TUTTI I DIRITTI RISERVATI.

Questo libro è opera di fantasia. Personaggi e luoghi citati sono invenzione dell'autrice e hanno lo scopo di conferire veridicità alla narrazione. Qualsiasi analogia con fatti, luoghi e persone, vive o scomparse, è puramente casuale.



«Il corso di scrittura che stai seguendo da tre mesi?» domandò Camilla.

«Posso mancare al massimo a due lezioni, e fino a ora sono sempre stata presente» Amelia si strinse nelle spalle. «Appena mi libero da questo incarico recupererò le ore perse e mi metterò alla pari» aggiunse sorseggiando il suo secondo cappuccino senza cacao. «Ho portato con me il mio manoscritto. Potrò lavorarci nel tempo libero.»

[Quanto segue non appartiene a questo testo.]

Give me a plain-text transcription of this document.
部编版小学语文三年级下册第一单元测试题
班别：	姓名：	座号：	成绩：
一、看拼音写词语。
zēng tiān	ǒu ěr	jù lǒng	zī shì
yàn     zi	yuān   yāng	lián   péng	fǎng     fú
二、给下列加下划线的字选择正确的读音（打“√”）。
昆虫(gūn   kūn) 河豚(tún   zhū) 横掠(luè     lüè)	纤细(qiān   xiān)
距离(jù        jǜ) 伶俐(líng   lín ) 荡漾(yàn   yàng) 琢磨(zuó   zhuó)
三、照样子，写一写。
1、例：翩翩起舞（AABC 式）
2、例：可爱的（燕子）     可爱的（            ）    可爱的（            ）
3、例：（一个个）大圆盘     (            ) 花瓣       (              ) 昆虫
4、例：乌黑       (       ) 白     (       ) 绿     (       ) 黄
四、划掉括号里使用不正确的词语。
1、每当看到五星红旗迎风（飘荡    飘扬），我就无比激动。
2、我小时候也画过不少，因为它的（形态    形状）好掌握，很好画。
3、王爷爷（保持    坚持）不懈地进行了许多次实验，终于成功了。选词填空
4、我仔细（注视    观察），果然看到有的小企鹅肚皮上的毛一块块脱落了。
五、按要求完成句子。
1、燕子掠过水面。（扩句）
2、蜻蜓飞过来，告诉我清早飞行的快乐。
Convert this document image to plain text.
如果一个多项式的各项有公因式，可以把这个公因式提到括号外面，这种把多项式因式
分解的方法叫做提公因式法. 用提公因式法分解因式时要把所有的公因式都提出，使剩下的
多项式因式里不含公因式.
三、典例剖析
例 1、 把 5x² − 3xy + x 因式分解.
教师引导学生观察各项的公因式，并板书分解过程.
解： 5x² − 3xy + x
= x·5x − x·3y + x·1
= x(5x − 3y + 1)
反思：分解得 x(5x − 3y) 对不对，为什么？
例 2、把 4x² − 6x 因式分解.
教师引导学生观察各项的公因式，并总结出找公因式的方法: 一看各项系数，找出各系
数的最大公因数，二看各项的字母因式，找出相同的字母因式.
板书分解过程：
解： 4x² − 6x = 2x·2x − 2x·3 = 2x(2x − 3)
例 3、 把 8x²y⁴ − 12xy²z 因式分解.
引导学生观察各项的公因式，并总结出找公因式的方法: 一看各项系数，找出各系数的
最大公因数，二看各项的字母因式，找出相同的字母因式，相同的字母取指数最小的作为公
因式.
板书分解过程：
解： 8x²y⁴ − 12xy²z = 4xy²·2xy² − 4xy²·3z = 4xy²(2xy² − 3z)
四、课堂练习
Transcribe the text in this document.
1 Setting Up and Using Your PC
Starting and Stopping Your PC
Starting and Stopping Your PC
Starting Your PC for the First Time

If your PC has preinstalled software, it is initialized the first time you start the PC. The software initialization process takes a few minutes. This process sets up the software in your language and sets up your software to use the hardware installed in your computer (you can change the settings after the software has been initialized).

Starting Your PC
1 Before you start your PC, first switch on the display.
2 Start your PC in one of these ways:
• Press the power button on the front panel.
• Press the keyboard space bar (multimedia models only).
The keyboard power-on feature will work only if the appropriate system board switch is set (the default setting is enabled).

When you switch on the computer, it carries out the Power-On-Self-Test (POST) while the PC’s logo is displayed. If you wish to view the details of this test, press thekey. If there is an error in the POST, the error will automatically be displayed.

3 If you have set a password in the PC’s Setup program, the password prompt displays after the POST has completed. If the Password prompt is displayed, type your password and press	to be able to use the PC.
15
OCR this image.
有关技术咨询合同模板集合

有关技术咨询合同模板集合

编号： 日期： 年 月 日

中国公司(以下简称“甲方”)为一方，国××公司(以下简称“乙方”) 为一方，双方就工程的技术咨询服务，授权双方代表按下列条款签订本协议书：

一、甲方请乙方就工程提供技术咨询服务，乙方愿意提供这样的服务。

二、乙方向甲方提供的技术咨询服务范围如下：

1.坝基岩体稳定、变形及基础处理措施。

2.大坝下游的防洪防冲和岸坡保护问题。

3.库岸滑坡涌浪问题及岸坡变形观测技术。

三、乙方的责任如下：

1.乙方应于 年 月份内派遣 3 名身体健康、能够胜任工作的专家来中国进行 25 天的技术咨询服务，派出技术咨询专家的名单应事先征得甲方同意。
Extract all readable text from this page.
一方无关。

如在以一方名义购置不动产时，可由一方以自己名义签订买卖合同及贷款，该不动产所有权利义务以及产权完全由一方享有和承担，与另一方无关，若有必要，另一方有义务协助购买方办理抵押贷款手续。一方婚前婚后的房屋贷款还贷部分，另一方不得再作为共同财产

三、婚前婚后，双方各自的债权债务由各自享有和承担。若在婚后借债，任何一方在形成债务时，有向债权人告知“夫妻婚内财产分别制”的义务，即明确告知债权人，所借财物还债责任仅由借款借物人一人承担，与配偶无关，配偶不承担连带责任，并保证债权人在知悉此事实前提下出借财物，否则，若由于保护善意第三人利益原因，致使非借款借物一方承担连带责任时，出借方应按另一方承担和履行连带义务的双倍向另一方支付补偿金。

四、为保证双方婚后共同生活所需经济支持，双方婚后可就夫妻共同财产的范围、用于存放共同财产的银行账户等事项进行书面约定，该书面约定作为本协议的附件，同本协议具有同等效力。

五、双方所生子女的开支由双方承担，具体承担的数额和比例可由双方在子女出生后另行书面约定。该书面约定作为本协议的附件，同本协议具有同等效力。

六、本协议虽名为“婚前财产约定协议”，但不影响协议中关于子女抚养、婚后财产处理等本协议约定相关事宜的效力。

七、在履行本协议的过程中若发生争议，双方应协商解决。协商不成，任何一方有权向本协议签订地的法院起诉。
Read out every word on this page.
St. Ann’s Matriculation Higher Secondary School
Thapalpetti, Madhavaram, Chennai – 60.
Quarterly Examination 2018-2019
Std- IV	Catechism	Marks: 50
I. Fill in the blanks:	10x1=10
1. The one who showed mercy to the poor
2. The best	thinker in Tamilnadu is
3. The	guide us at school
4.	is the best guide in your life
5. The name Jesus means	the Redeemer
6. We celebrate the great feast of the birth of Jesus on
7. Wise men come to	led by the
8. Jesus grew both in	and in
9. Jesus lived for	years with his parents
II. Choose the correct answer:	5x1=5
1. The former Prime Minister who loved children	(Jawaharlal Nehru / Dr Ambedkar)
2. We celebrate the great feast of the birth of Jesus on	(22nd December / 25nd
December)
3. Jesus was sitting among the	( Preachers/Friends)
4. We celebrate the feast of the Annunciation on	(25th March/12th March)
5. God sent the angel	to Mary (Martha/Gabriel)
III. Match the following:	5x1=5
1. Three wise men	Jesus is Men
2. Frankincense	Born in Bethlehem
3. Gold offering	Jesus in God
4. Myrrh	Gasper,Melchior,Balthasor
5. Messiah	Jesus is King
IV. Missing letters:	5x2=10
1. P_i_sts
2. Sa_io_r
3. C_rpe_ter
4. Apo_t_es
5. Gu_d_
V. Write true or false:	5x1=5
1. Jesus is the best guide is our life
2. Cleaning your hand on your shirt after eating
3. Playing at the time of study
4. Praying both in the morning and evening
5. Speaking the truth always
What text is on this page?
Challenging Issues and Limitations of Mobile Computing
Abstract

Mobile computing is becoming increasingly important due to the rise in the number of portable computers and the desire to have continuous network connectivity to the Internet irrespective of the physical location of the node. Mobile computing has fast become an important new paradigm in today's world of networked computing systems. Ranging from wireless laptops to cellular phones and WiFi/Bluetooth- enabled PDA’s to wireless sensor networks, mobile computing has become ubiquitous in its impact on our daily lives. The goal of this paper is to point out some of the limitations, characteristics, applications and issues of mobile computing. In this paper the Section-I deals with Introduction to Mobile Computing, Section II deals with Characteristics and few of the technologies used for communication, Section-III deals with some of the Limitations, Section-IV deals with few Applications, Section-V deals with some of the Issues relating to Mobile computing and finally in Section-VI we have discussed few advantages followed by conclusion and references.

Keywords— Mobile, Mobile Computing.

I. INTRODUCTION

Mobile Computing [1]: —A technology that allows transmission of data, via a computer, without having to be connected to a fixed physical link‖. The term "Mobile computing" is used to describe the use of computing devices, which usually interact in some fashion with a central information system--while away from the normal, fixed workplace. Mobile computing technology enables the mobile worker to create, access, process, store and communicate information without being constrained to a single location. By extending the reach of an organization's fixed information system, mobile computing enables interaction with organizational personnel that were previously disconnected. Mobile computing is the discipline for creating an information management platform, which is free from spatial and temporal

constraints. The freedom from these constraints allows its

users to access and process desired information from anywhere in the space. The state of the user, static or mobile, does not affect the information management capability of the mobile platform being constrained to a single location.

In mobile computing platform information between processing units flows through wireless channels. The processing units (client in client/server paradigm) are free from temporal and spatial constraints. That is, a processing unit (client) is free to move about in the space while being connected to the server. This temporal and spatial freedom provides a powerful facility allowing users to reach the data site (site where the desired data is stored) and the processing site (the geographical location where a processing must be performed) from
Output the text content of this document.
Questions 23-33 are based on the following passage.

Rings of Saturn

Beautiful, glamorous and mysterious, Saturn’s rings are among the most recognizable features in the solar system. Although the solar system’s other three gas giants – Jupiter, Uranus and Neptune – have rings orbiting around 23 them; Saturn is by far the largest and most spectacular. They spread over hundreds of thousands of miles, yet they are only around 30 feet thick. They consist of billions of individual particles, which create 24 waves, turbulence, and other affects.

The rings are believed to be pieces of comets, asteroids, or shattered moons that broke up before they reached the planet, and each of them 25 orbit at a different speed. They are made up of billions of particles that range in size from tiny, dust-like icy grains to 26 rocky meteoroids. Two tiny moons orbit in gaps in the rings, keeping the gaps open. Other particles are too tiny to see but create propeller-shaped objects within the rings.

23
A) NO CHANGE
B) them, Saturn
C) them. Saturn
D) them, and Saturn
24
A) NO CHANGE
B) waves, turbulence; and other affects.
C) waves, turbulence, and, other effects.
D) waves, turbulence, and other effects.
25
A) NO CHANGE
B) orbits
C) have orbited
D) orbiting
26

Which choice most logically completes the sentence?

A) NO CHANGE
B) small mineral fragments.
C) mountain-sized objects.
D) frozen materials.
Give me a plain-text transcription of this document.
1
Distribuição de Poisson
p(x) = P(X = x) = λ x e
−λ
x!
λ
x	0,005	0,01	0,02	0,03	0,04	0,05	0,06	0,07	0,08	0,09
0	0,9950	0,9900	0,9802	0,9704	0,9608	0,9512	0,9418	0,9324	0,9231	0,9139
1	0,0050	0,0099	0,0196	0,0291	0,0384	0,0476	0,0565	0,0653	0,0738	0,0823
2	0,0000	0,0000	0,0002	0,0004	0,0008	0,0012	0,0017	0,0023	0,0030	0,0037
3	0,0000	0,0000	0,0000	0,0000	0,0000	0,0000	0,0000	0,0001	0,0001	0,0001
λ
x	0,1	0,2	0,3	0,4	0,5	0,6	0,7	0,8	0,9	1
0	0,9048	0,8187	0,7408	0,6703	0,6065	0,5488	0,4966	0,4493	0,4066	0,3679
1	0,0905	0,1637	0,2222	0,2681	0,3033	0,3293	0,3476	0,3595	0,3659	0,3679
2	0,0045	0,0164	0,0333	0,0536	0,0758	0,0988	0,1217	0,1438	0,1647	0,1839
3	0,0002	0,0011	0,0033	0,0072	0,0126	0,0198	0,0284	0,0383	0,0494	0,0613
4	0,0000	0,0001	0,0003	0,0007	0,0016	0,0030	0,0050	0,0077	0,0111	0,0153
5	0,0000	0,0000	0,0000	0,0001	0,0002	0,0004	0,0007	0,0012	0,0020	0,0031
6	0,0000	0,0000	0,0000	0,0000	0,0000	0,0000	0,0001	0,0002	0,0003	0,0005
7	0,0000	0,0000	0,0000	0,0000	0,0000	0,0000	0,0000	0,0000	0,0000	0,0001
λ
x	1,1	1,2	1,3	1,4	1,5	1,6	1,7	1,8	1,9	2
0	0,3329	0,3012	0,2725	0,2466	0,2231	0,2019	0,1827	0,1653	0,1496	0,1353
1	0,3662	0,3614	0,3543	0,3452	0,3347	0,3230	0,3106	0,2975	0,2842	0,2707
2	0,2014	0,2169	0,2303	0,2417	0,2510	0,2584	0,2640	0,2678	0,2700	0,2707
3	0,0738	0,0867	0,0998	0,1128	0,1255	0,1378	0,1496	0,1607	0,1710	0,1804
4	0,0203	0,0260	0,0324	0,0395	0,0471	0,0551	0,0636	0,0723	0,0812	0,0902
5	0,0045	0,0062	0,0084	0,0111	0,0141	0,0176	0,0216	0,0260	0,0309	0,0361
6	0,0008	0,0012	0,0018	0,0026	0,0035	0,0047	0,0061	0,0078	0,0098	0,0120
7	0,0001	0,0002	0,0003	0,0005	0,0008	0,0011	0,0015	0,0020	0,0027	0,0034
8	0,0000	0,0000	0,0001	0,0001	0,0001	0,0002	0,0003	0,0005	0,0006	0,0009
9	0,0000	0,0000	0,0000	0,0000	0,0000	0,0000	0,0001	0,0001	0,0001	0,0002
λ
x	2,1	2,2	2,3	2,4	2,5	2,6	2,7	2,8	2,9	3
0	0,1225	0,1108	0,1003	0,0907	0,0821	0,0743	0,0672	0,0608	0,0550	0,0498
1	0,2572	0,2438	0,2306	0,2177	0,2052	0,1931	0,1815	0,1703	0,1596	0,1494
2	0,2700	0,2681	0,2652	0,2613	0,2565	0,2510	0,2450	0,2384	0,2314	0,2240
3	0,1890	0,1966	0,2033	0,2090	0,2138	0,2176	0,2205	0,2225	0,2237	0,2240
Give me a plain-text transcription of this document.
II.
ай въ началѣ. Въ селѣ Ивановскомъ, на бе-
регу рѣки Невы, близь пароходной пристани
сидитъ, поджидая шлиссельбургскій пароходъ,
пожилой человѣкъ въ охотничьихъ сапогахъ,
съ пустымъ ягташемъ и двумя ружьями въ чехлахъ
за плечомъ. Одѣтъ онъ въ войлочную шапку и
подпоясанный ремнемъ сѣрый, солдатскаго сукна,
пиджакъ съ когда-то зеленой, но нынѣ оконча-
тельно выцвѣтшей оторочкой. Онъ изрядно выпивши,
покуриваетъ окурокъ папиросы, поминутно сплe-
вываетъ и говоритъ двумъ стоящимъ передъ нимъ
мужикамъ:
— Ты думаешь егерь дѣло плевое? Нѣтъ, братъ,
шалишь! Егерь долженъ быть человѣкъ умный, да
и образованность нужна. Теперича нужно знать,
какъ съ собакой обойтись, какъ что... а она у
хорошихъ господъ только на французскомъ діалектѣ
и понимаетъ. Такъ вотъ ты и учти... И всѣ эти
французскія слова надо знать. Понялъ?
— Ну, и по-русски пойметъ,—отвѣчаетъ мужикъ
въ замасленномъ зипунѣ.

«Non potresti seguire le lezioni online?» domandò Camilla sollevando un sopracciglio.

«Nessun collegamento a Internet. Posso utilizzare solo il programma di scrittura. Era precisato anche nella lettera» chiarì Amelia senza tentennamenti.

«Mmm» grugnì Camilla Romano. «Che fine farà la protagonista del tuo romanzo?»

«Per continuare a scrivere non mi serve per forza la connessione. Avrò una biblioteca grande come il mio appartamento. Posso sempre cercare ciò che mi serve fra quei libri, e ti assicuro che Amelia non soffrirà la mia mancanza neppure se dovessi essere costretta ad aspettare a riprendere in mano il mio romanzo. Anzi, in questo modo potrebbero venirmi delle nuove idee.»

«Quali? Niente Internet, niente visite o uscite... Questa faccenda non mi piace molto, te lo dico con tutta sincerità. Almeno puoi usare il telefono?»

«Quello non è vietato dal contratto» chiarì l'amica. Passò le mani fra la nuvola di capelli ramati.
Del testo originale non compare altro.